Routing failure modes under hybrid attention. Two attention variants per layer means more learnable structure, which means more failure surface. If CSA's lightning indexer mis-scores during a domain shift, the layer's effective recall collapses. If HCA's compressed entries lose discriminative power on a long, repetitive context, the global view becomes noise. The published evals don't expose these failure modes, and they may take time to surface in production traffic.
Kernel availability outside the DeepSeek stack. V3.2's DSA kernels are public. V4's CSA + HCA kernels will follow the same pattern based on DeepSeek's prior cadence, but at the moment of writing not every inference stack has parity. Expect a window where running V4 outside DeepSeek's reference path leaves performance on the table.
Long-context evals are immature. A 1M-token context is easy to claim and hard to evaluate. Needle-in-a-haystack tests are saturated. Real long-context workloads (codebases, contracts, multi-document research) vary enormously, and per the broader argument in RAG 2026, conflated evaluation is how regressions hide. The honest read on V4's long-context quality will take a few months and a few independent benchmarks.
None of these defeat the architecture. They are the gap between "the paper number works" and "the deployment number works," which is the gap that matters for any model.
Key Takeaways
- V4-Pro cuts long-context inference cost by an order of magnitude at the 1M-token point: 10% of V3.2's KV cache, 27% of its single-token FLOPs.
- The hybrid attention design uses two variants per layer. CSA does precise sparse retrieval over a 4x-compressed cache (top-1024 for Pro, top-512 for Flash, plus 128-token local window). HCA does dense attention over a 128x-compressed cache for global signal.

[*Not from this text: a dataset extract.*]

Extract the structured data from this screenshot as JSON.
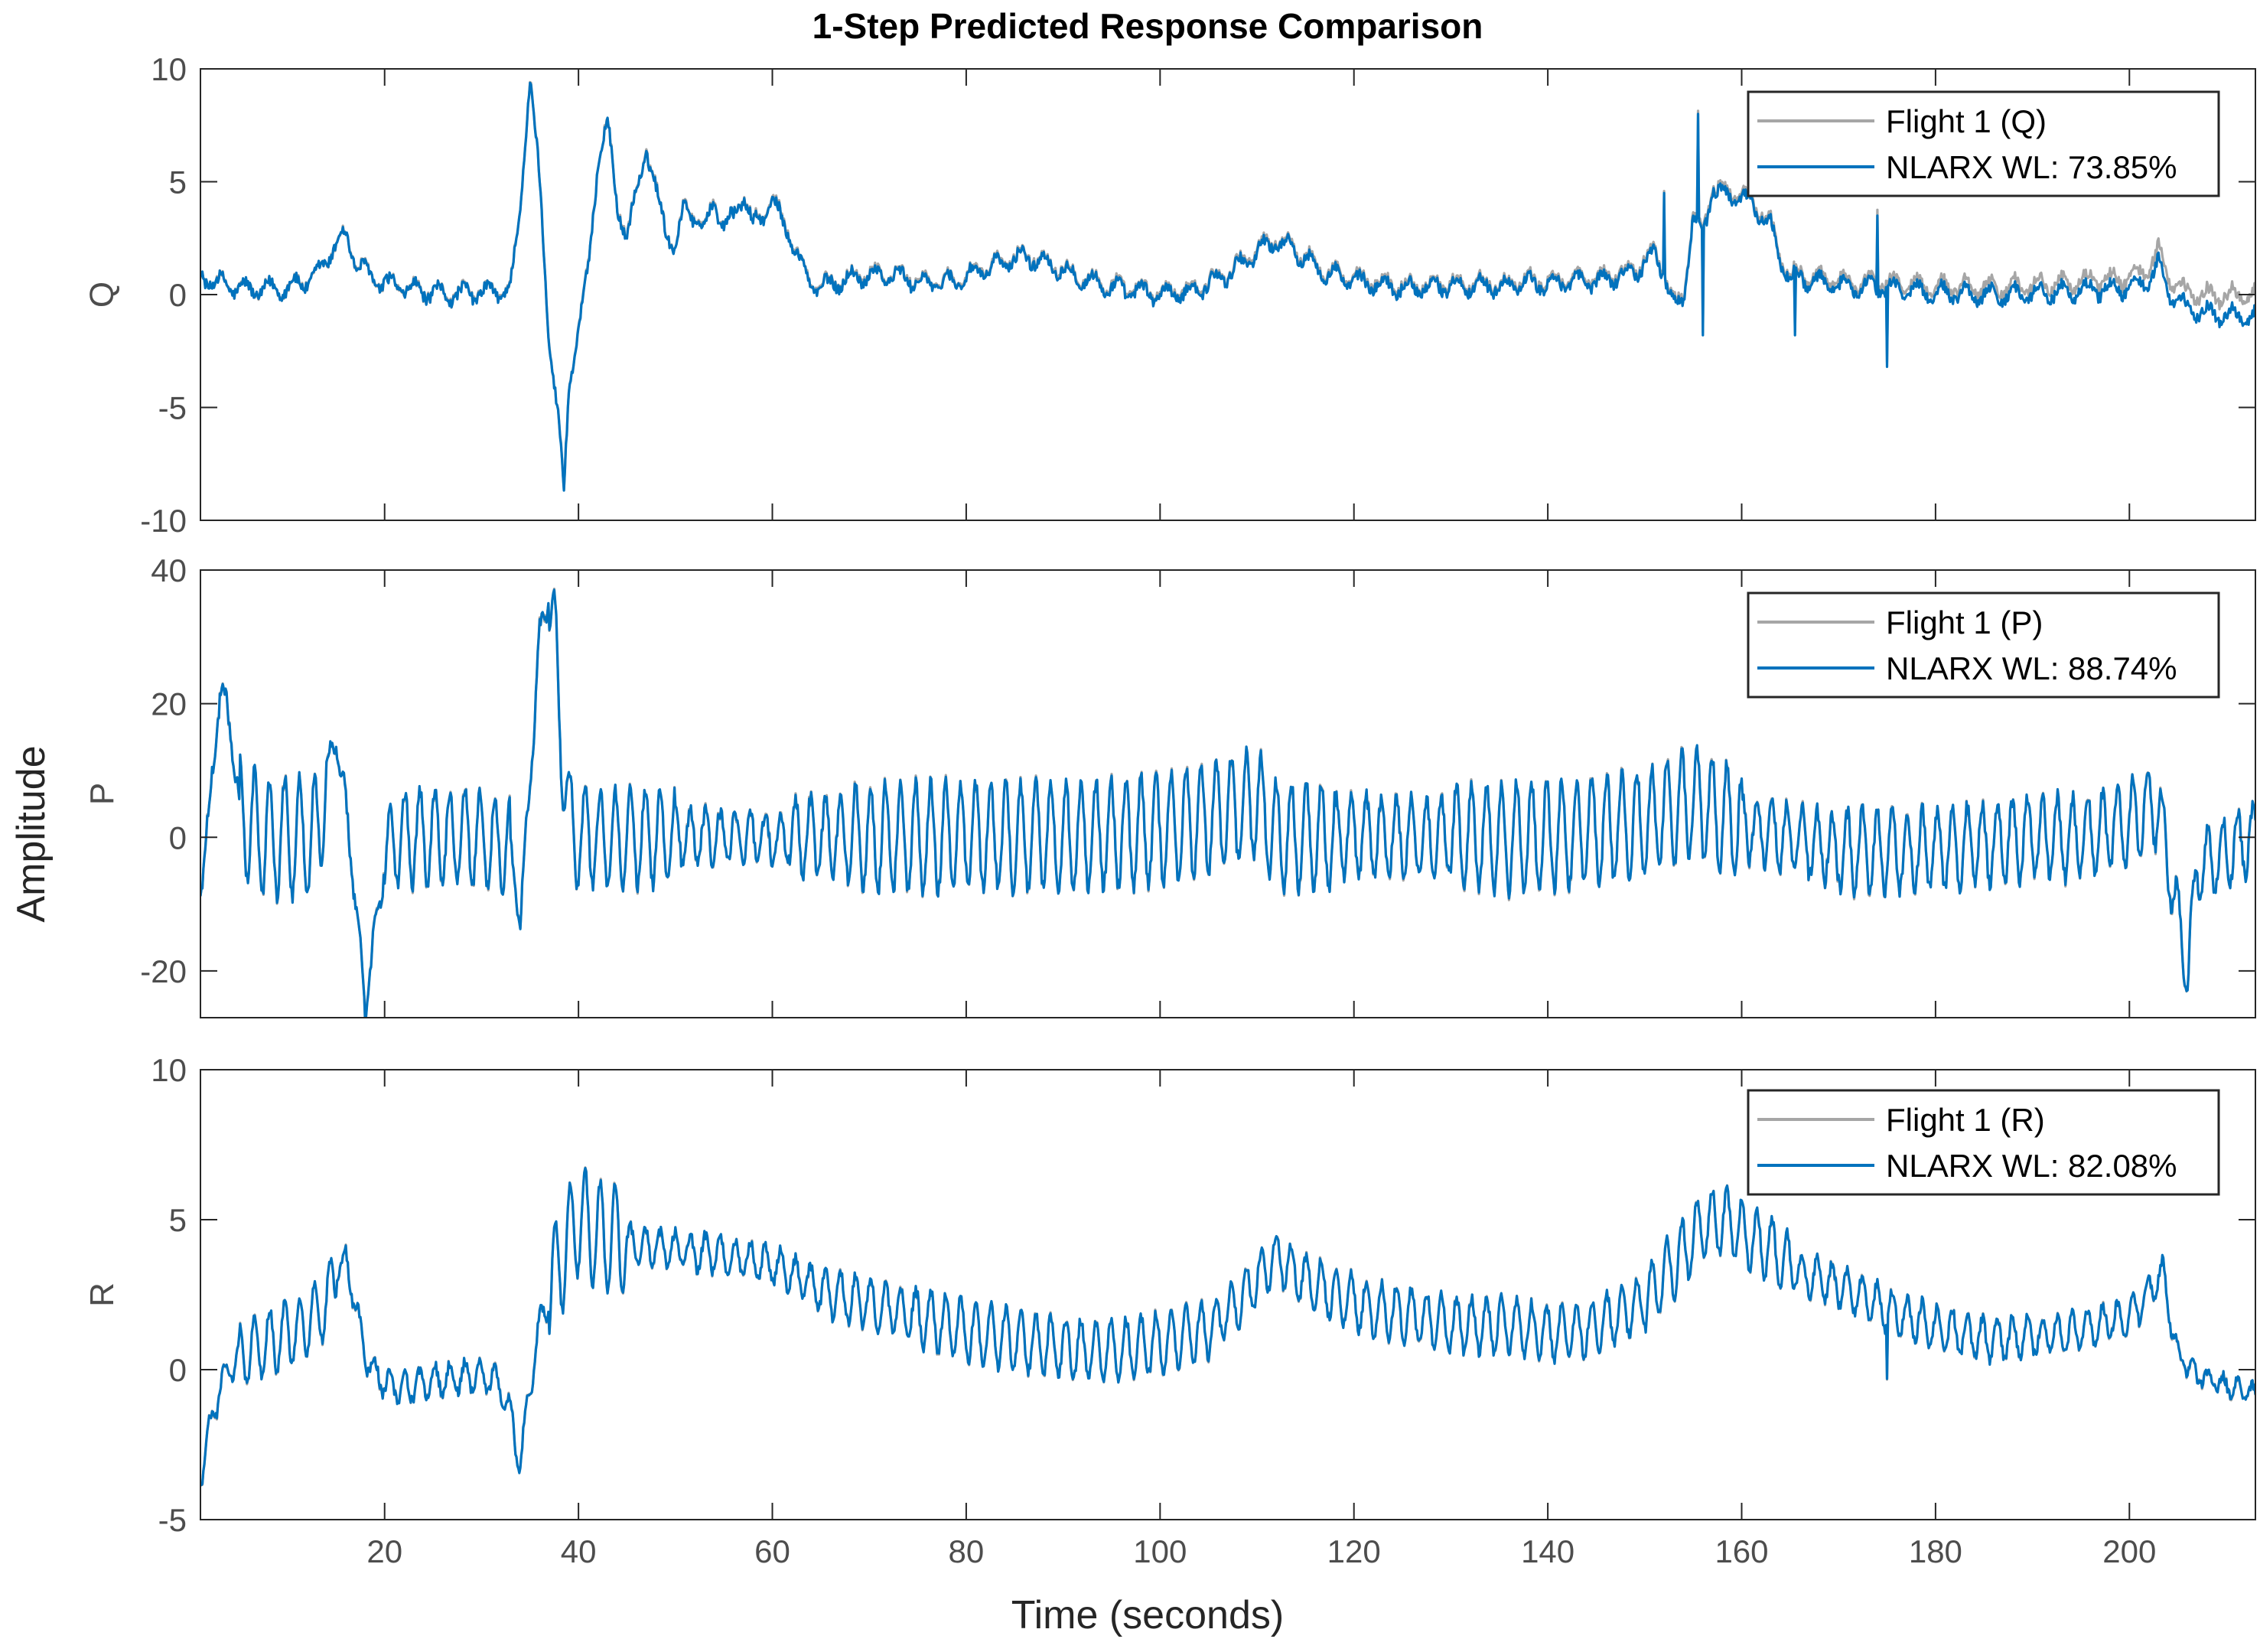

- Interleaving CSA and HCA through depth is the central architectural bet. It lets the model route information through whichever attention variant fits each layer's job, learned end-to-end.

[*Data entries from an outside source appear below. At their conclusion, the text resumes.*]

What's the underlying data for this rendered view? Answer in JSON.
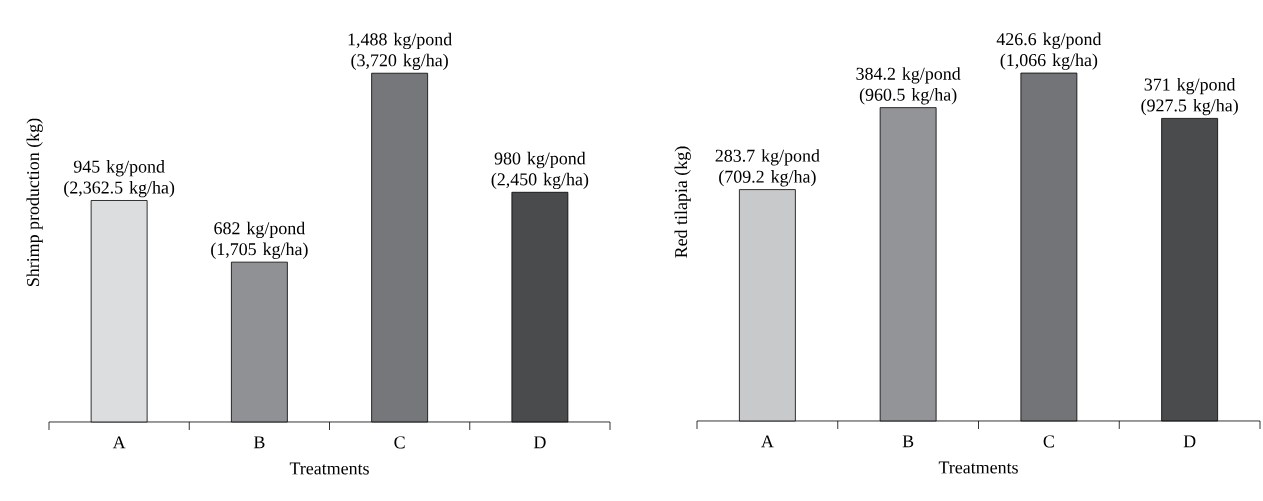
{
  "chart_data": [
    {
      "type": "bar",
      "xlabel": "Treatments",
      "ylabel": "Shrimp production (kg)",
      "categories": [
        "A",
        "B",
        "C",
        "D"
      ],
      "values": [
        945,
        682,
        1488,
        980
      ],
      "colors": [
        "#dcdddf",
        "#909195",
        "#76777b",
        "#4a4b4d"
      ],
      "value_labels": [
        "945 kg/pond (2,362.5 kg/ha)",
        "682 kg/pond (1,705 kg/ha)",
        "1,488 kg/pond (3,720 kg/ha)",
        "980 kg/pond (2,450 kg/ha)"
      ],
      "tick_labels": "x"
    },
    {
      "type": "bar",
      "xlabel": "Treatments",
      "ylabel": "Red tilapia (kg)",
      "categories": [
        "A",
        "B",
        "C",
        "D"
      ],
      "values": [
        283.7,
        384.2,
        426.6,
        371
      ],
      "colors": [
        "#c8c9cb",
        "#939498",
        "#737478",
        "#4a4b4d"
      ],
      "value_labels": [
        "283.7 kg/pond (709.2 kg/ha)",
        "384.2 kg/pond (960.5 kg/ha)",
        "426.6 kg/pond (1,066 kg/ha)",
        "371 kg/pond (927.5 kg/ha)"
      ],
      "tick_labels": "x"
    }
  ]
}
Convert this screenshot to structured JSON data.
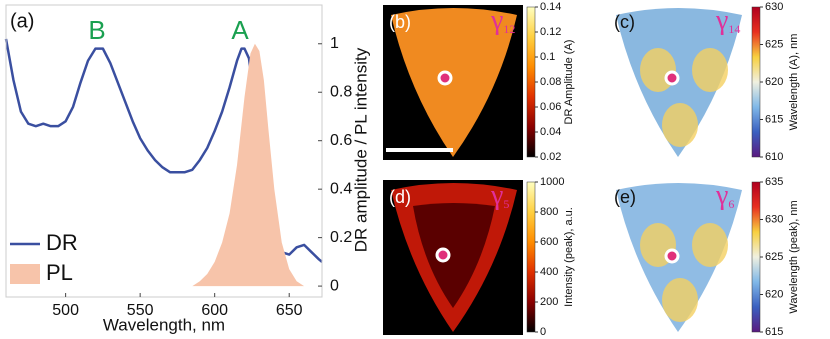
{
  "chart_data": [
    {
      "type": "line",
      "panel_label": "(a)",
      "xlabel": "Wavelength, nm",
      "ylabel": "DR amplitude / PL intensity",
      "annotations": [
        "B",
        "A"
      ],
      "xlim": [
        460,
        672
      ],
      "xticks": [
        500,
        550,
        600,
        650
      ],
      "ylim": [
        -0.045,
        1.16
      ],
      "yticks": [
        0,
        0.2,
        0.4,
        0.6,
        0.8,
        1
      ],
      "series": [
        {
          "name": "DR",
          "color": "#3a4fa0",
          "style": "line",
          "x": [
            460,
            465,
            470,
            475,
            480,
            485,
            490,
            495,
            500,
            505,
            510,
            515,
            520,
            525,
            530,
            535,
            540,
            545,
            550,
            555,
            560,
            565,
            570,
            575,
            580,
            585,
            590,
            595,
            600,
            605,
            610,
            615,
            618,
            620,
            623,
            626,
            630,
            635,
            640,
            645,
            650,
            655,
            660,
            665,
            670,
            672
          ],
          "values": [
            1.02,
            0.85,
            0.72,
            0.67,
            0.66,
            0.67,
            0.66,
            0.66,
            0.68,
            0.74,
            0.84,
            0.93,
            0.98,
            0.98,
            0.92,
            0.84,
            0.76,
            0.68,
            0.61,
            0.56,
            0.52,
            0.49,
            0.47,
            0.47,
            0.47,
            0.48,
            0.52,
            0.57,
            0.64,
            0.72,
            0.82,
            0.93,
            0.98,
            0.98,
            0.94,
            0.8,
            0.55,
            0.33,
            0.2,
            0.14,
            0.13,
            0.16,
            0.17,
            0.14,
            0.11,
            0.1
          ]
        },
        {
          "name": "PL",
          "color": "#f7c4aa",
          "style": "area",
          "x": [
            585,
            590,
            595,
            600,
            605,
            610,
            615,
            620,
            624,
            627,
            630,
            633,
            636,
            640,
            645,
            650,
            655,
            660
          ],
          "values": [
            0,
            0.02,
            0.05,
            0.1,
            0.18,
            0.3,
            0.5,
            0.78,
            0.96,
            1.0,
            0.97,
            0.85,
            0.65,
            0.4,
            0.18,
            0.07,
            0.02,
            0
          ]
        }
      ]
    },
    {
      "type": "heatmap",
      "panel_label": "(b)",
      "symbol": "γ",
      "subscript": "12",
      "colorbar_label": "DR Amplitude (A)",
      "clim": [
        0.02,
        0.14
      ],
      "cticks": [
        0.02,
        0.04,
        0.06,
        0.08,
        0.1,
        0.12,
        0.14
      ],
      "colormap": [
        "#000000",
        "#8a0000",
        "#e03000",
        "#ff8c00",
        "#ffd040",
        "#ffffc0"
      ]
    },
    {
      "type": "heatmap",
      "panel_label": "(c)",
      "symbol": "γ",
      "subscript": "14",
      "colorbar_label": "Wavelength (A), nm",
      "clim": [
        610,
        630
      ],
      "cticks": [
        610,
        615,
        620,
        625,
        630
      ],
      "colormap": [
        "#5a1a80",
        "#3a60c0",
        "#80b8e8",
        "#f0f0e0",
        "#f8d040",
        "#e83020",
        "#b00020"
      ]
    },
    {
      "type": "heatmap",
      "panel_label": "(d)",
      "symbol": "γ",
      "subscript": "5",
      "colorbar_label": "Intensity (peak), a.u.",
      "clim": [
        0,
        1000
      ],
      "cticks": [
        0,
        200,
        400,
        600,
        800,
        1000
      ],
      "colormap": [
        "#000000",
        "#8a0000",
        "#e03000",
        "#ff8c00",
        "#ffd040",
        "#ffffc0"
      ]
    },
    {
      "type": "heatmap",
      "panel_label": "(e)",
      "symbol": "γ",
      "subscript": "6",
      "colorbar_label": "Wavelength (peak), nm",
      "clim": [
        615,
        635
      ],
      "cticks": [
        615,
        620,
        625,
        630,
        635
      ],
      "colormap": [
        "#5a1a80",
        "#3a60c0",
        "#80b8e8",
        "#f0f0e0",
        "#f8d040",
        "#e83020",
        "#b00020"
      ]
    }
  ]
}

- Manifold-Constrained Hyper-Connections (mHC) are the residual-path variant that holds the hybrid stack together, preserving signal geometry across competing attention variants and MoE blocks.
- V4 is trained with the Muon optimizer, not AdamW. Newton-Schulz orthogonalization of gradient updates gives faster convergence and better stability at trillion-parameter scale.

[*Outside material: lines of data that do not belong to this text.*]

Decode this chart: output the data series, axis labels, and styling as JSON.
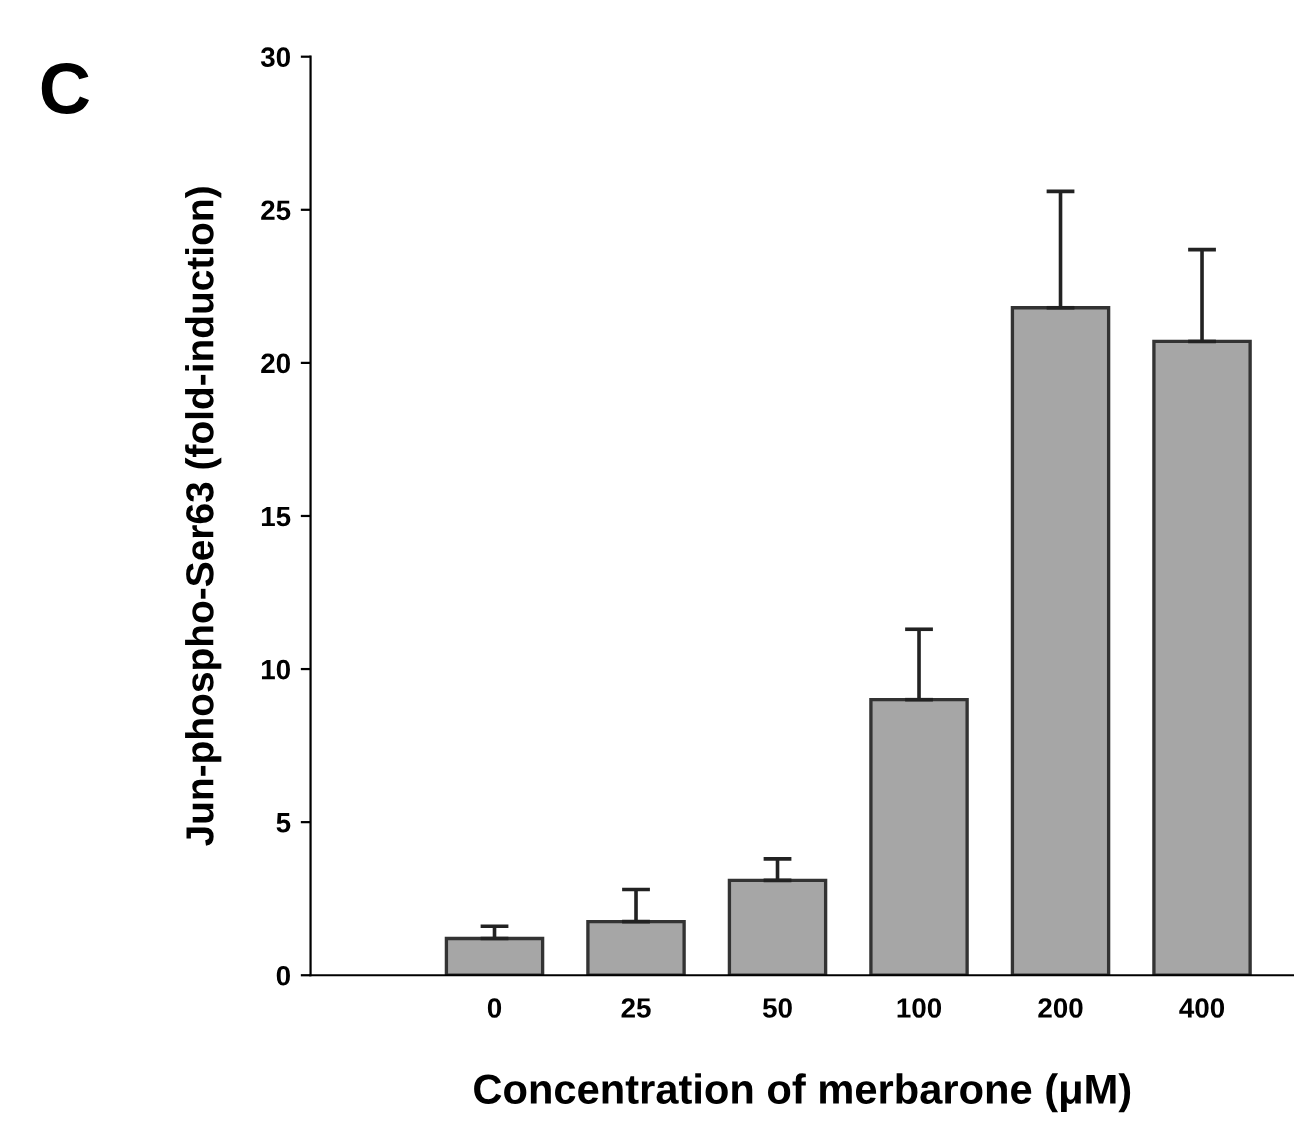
{
  "chart_data": {
    "type": "bar",
    "xlabel": "Concentration of merbarone (μM)",
    "ylabel": "Jun-phospho-Ser63 (fold-induction)",
    "annotations": [
      "C"
    ],
    "categories": [
      "0",
      "25",
      "50",
      "100",
      "200",
      "400"
    ],
    "values": [
      1.2,
      1.75,
      3.1,
      9.0,
      21.8,
      20.7
    ],
    "errors": [
      [
        1.2,
        1.6
      ],
      [
        1.75,
        2.8
      ],
      [
        3.1,
        3.8
      ],
      [
        9.0,
        11.3
      ],
      [
        21.8,
        25.6
      ],
      [
        20.7,
        23.7
      ]
    ],
    "color": "#a6a6a6",
    "ylim": [
      0,
      30
    ],
    "yticks": [
      0,
      5,
      10,
      15,
      20,
      25,
      30
    ],
    "grid": false
  }
}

- The MoE shape is 1.6T total / 49B active, with a two-stage post-training pipeline of domain-expert cultivation followed by on-policy distillation into a single model with three inference-time reasoning modes.
- DeepSeek's attention lineage (MLA → NSA → DSA → CSA + HCA) is one of the most consistent open contribution streams in frontier model research, with weights and kernels included, not just papers.
- The honest unknowns are routing failure modes under domain shift, kernel parity outside DeepSeek's stack, and the immaturity of long-context evals. None defeat the architecture, but they are the gap that production will close, not the paper.